On 26th June 2024, the Financial Conduct Authority (FCA) published the results of their insurance multi-firm review of outcomes monitoring under the Consumer Duty.
The results come from a review undertaken in December 2023, when the FCA contacted twenty of the larger insurance firms – general insurers, life insurers, insurance intermediaries and regulated third-party outsourcers which service insurers – and asked for their most recent board and/or committee reports. The reason for the request was to see how these firms monitor, assess, and test the outcomes customers are receiving, along with any actions firms had taken after identifying poor outcomes.
The responses were assessed by the FCA against specific monitoring requirements that are set out in PRIN 2A.9 and the guidance given to firms in Chapter 11 of FG22/5: Final non-Handbook Guidance for firms on the Consumer Duty. The purpose was to:
- Determine themes in firm approaches
- Identify the good practices firms have employed to be consistent with the Duty
- Assess whether there are areas of improvement needed
It should be stated that the review focused on the larger firms in order to test the implementation of these new requirements and to share their findings.

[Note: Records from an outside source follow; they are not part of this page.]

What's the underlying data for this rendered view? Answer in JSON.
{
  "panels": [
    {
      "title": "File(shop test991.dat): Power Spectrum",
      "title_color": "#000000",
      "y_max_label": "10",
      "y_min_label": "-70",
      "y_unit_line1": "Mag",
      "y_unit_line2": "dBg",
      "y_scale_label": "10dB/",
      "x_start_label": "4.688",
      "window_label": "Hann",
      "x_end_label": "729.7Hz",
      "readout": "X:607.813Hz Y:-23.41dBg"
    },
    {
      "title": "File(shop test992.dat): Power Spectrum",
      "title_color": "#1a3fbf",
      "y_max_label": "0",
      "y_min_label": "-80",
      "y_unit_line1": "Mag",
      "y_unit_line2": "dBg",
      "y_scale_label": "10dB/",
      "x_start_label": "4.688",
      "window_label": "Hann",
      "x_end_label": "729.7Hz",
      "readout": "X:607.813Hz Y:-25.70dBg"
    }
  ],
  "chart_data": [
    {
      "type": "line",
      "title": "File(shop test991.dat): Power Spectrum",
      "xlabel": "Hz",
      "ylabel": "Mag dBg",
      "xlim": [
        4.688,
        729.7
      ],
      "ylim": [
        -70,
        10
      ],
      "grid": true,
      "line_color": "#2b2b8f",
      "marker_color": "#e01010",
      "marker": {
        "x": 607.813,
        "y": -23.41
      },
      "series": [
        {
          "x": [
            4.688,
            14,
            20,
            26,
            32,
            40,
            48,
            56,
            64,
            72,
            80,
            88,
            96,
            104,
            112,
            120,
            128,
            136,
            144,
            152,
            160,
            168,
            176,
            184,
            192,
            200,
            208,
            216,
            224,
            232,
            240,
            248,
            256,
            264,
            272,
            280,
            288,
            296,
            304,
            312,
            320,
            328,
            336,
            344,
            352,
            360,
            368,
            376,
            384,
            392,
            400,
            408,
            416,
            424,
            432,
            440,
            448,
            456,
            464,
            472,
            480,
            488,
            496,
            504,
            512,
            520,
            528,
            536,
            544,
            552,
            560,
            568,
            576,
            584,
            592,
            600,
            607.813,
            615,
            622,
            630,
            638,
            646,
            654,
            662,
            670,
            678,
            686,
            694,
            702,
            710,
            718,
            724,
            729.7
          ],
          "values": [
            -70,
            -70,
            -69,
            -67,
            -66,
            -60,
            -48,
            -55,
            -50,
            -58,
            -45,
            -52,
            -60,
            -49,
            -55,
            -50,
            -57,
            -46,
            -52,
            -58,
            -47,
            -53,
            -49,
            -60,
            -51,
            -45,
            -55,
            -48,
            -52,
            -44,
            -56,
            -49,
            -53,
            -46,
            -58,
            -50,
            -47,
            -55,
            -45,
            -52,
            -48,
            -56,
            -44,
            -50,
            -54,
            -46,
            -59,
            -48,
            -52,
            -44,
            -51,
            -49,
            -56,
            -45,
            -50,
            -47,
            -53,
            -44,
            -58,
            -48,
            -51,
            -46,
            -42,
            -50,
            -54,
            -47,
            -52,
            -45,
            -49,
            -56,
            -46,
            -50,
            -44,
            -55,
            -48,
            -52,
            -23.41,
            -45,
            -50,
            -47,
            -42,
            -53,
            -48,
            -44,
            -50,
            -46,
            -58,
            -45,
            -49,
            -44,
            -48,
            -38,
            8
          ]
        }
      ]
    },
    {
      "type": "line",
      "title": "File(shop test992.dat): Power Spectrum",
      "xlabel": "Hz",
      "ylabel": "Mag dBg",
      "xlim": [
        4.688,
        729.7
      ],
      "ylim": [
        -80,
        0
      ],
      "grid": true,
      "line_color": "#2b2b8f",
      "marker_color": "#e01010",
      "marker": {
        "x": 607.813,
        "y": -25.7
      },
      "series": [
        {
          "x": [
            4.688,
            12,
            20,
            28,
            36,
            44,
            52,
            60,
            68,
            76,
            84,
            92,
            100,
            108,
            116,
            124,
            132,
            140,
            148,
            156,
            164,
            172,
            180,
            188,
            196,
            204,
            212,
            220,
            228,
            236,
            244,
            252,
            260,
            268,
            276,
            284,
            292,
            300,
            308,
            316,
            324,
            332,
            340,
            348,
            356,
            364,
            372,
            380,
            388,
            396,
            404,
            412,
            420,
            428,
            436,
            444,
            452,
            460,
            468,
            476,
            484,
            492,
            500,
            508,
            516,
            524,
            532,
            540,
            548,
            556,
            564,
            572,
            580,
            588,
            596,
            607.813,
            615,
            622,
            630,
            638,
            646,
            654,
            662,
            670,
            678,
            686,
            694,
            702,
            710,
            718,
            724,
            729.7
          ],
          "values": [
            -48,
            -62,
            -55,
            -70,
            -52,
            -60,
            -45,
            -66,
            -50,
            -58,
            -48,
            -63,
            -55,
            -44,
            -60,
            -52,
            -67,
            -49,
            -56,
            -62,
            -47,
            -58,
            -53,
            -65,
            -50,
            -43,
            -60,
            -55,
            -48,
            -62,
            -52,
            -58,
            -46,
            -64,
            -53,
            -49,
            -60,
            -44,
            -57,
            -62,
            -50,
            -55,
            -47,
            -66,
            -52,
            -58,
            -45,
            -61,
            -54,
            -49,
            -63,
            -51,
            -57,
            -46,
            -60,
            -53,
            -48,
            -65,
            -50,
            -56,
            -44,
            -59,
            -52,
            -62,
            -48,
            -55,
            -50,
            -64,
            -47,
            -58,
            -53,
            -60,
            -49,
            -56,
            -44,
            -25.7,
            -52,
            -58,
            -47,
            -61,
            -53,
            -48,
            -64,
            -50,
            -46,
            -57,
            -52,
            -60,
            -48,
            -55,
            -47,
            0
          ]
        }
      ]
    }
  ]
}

While the larger firms were selected, smaller firms are expected to use ‘proportionality’ to ensure they apply a commensurate level of resource with simpler governance/processes to the issue.
What was found in the review?
The review highlighted a wide variety in the quality of responses by firms, including a number of good and poor practices, which I have outlined below. The review showed that some firms showed good progress in developing a clear and comprehensive firm-wide approach to monitoring customer outcomes. However, it also showed that many firms need to make improvements in their monitoring to enable them to determine whether they are delivering good outcomes for retail customers, as required by the new Consumer Duty. While inadequate monitoring itself would not necessarily result in poor customer outcomes, monitoring is essential for firms to identify and remediate them.
What is a good/poor practice?
In FCA terms, a ‘good practice’ is behaviour that the FCA consider is likely to meet expectations for compliance with the standards in PRIN 2A.9. The FCA would expect any firm properly taking into account the purpose of PRIN 2A.9 to recognise these behaviours as likely to meet expectations for compliance.
In its review, the FCA looked at different areas of the duty identifying good and bad practice. These will make for interesting reading to firms, especially smaller firms who were not part of the review. Below I have outlined some examples of good and bad practice against the different areas as identified by the regulator:
Area |
Good Practice |
Bad Practice |
The design of monitoring approaches |
Developing a comprehensive suite of metrics |
Reliance on monitoring process completion rather than customer outcome |
Types of data |
Developing a range of outcomes driven data |
Repackaging existing data |
Interpretation and scrutiny |
Clearly articulated and scrutinised tolerances |
Data unlikely to facilitate scrutiny of challenge |
Monitoring different groups of customers, including customers with characteristics of vulnerability |
Monitoring outcomes of different customer groups, including those with characteristics of vulnerability |
Outcome monitoring which does not differentiate by customer group or characteristics of vulnerability |
Actions taken by firms to address poor outcomes |
Wide range of data to identify outliers, conduct analysis and take action |
Limited evidence of evaluating the impact of changes |
The FCA expects all firms regardless of size and resources, to meet the standards set by the Consumer Duty and adhere to its definition of good practice.
The FCA also assessed firm approaches for monitoring against the four Consumer Duty outcomes. For most of the firms in the Review, and across all four outcomes, the FCA stated that monitoring MI should be strengthened to ensure it is outcomes, rather than process-driven, and comprehensive enough to provide the relevant board or committee a reasonable view of whether the requirements of the Duty were being met.
What happens now?
Going forward, all insurers, insurance intermediaries and outsourced service providers operating within the insurance sector should consider these findings and review the good and poor practice observations. This review is also relevant for retail financial services firms in other sectors.